7) WALK! Get up, stretch your head back and your arms up. Go for a walk around the block while maintaining proper posture. No staring at your phone. It does wonders to reset your body and would have saved me years of pain if I'd done it regularly.

2 comments

This is a great list. One thing I want to add is that when I was suffering from tendinitis, I wasn’t able to really start building strength until I got cortisone shots. They’re a temporary solution but they can buy you the time to be able to function and start exercising. It’s a very powerful tool.
Yes. Also, consistent, responsible use of anti-inflammatories. For example, one 200mg ibuprofen three times per day, evenly spaced, seemed to pay off more than 400mg in the morning and 400mg before bed. And, of course, you have to remember that you're still injured.

To anyone suffering RSI, get into physical therapy. They'll teach you valuable stretches and exercises that will be useful for the rest of your life.

Probably the single most important thing is this: try to deal with injury before it becomes chronic. If your wrists seem sore or you get tingling sensations, seek help before you develop an injury that's going to take months or years to heal!

> Probably the single most important thing is this: try to deal with injury before it becomes chronic. If your wrists seem sore or you get tingling sensations, seek help before you develop an injury that's going to take months or years to heal!

The problem I have with this is that I don't feel much difference between regular fatigue and pre-chronic-injury kinds of damage. Typically by the time I can even identify the discomfort as non-transient, I'm already in for weeks/months/years of recovery.

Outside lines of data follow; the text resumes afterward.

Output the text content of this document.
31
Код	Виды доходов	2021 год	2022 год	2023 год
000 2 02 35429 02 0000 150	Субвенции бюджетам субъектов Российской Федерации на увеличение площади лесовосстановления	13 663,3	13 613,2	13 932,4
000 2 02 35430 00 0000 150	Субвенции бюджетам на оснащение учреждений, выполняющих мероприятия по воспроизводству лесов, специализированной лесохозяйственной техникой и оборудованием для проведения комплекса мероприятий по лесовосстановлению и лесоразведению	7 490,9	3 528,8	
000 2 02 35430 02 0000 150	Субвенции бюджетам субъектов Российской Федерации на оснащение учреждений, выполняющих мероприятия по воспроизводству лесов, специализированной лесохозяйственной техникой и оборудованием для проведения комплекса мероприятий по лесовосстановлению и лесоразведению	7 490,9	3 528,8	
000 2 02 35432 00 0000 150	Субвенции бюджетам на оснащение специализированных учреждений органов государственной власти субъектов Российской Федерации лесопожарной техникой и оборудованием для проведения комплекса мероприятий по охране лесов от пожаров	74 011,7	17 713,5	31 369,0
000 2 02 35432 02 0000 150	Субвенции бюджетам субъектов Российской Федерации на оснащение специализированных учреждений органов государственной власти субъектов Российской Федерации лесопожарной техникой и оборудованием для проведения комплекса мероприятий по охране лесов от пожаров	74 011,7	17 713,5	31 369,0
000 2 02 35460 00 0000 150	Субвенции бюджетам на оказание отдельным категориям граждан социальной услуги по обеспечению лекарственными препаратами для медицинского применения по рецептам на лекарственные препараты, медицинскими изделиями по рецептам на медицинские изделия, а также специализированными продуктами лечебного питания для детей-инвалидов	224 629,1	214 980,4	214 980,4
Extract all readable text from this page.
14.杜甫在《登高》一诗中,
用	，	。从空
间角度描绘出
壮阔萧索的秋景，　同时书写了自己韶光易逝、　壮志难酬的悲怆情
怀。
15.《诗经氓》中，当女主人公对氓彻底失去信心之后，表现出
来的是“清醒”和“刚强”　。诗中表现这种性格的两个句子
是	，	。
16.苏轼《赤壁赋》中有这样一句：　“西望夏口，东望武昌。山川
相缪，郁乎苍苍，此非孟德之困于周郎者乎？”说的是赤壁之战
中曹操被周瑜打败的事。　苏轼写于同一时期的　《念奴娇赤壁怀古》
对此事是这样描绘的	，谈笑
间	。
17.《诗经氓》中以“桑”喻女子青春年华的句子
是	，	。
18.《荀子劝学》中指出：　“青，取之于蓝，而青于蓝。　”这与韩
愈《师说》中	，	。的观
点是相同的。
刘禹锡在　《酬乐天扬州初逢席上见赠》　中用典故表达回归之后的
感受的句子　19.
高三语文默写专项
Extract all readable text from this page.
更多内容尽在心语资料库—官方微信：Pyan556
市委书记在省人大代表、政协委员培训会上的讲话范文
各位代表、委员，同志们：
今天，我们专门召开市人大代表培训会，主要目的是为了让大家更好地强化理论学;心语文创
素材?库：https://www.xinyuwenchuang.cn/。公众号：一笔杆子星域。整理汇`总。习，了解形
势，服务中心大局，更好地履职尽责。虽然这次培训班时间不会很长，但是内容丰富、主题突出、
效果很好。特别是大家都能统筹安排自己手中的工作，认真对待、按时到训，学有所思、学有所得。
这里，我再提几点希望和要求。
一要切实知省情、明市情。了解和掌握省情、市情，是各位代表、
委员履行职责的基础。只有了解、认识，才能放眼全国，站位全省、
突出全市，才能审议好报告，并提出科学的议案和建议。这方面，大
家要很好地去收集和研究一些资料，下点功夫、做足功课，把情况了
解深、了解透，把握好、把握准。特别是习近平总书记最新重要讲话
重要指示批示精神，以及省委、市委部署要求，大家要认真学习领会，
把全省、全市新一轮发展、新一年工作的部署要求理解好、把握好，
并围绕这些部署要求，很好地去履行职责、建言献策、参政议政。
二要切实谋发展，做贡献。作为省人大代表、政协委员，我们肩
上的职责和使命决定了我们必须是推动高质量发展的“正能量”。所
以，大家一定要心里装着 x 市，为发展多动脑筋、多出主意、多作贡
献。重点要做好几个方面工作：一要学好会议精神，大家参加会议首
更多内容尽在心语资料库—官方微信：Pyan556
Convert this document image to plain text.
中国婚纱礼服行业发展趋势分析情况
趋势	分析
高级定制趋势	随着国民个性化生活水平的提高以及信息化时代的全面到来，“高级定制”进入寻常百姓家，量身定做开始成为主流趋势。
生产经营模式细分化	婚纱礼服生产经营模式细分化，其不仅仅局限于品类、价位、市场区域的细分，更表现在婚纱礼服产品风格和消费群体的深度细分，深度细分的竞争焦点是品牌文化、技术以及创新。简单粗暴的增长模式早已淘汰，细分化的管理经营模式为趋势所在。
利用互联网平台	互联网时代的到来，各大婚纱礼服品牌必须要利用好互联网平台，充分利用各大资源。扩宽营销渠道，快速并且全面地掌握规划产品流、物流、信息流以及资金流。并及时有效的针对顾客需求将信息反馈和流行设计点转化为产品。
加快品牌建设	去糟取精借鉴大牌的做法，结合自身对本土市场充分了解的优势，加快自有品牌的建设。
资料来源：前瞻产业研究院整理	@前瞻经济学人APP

I'm going off the top of my head and only from personal experience here, but for me the difference is primarily about joint vs muscle pain. Joint pain is almost always bad. If you just did a ten mile hike and you don't normally do that, a couple of days of knee pain is normal. If you're mousing for your usual work day and your wrists hurt, it's a problem.

I have managed to cause instant tendinitis where it basically felt like intense muscle pain, but that was a rare shock-load situation.

Most fatigue is just a drained feeling, followed by some muscle soreness for one to three days. Soreness in tendons and joints is almost always a problem, in my experience. If it doesn't clear up in about three days of relative rest, you're heading into chronic injury territory.

> Most fatigue is just a drained feeling, followed by some muscle soreness for one to three days. Soreness in tendons and joints is almost always a problem, in my experience. If it doesn't clear up in about three days of relative rest, you're heading into chronic injury territory.

In my experience, if it doesn't clear up in three days, I'm already there (and usually also have no fucking idea what I did to cause the injury).

The more I look into this, the more I suspect that in my case it's a sensory deficit, i.e. I literally can't feel the initial pre-injury discomfort that trains most people not to move/position their bodies in ways that acutely damage joints or connective tissues.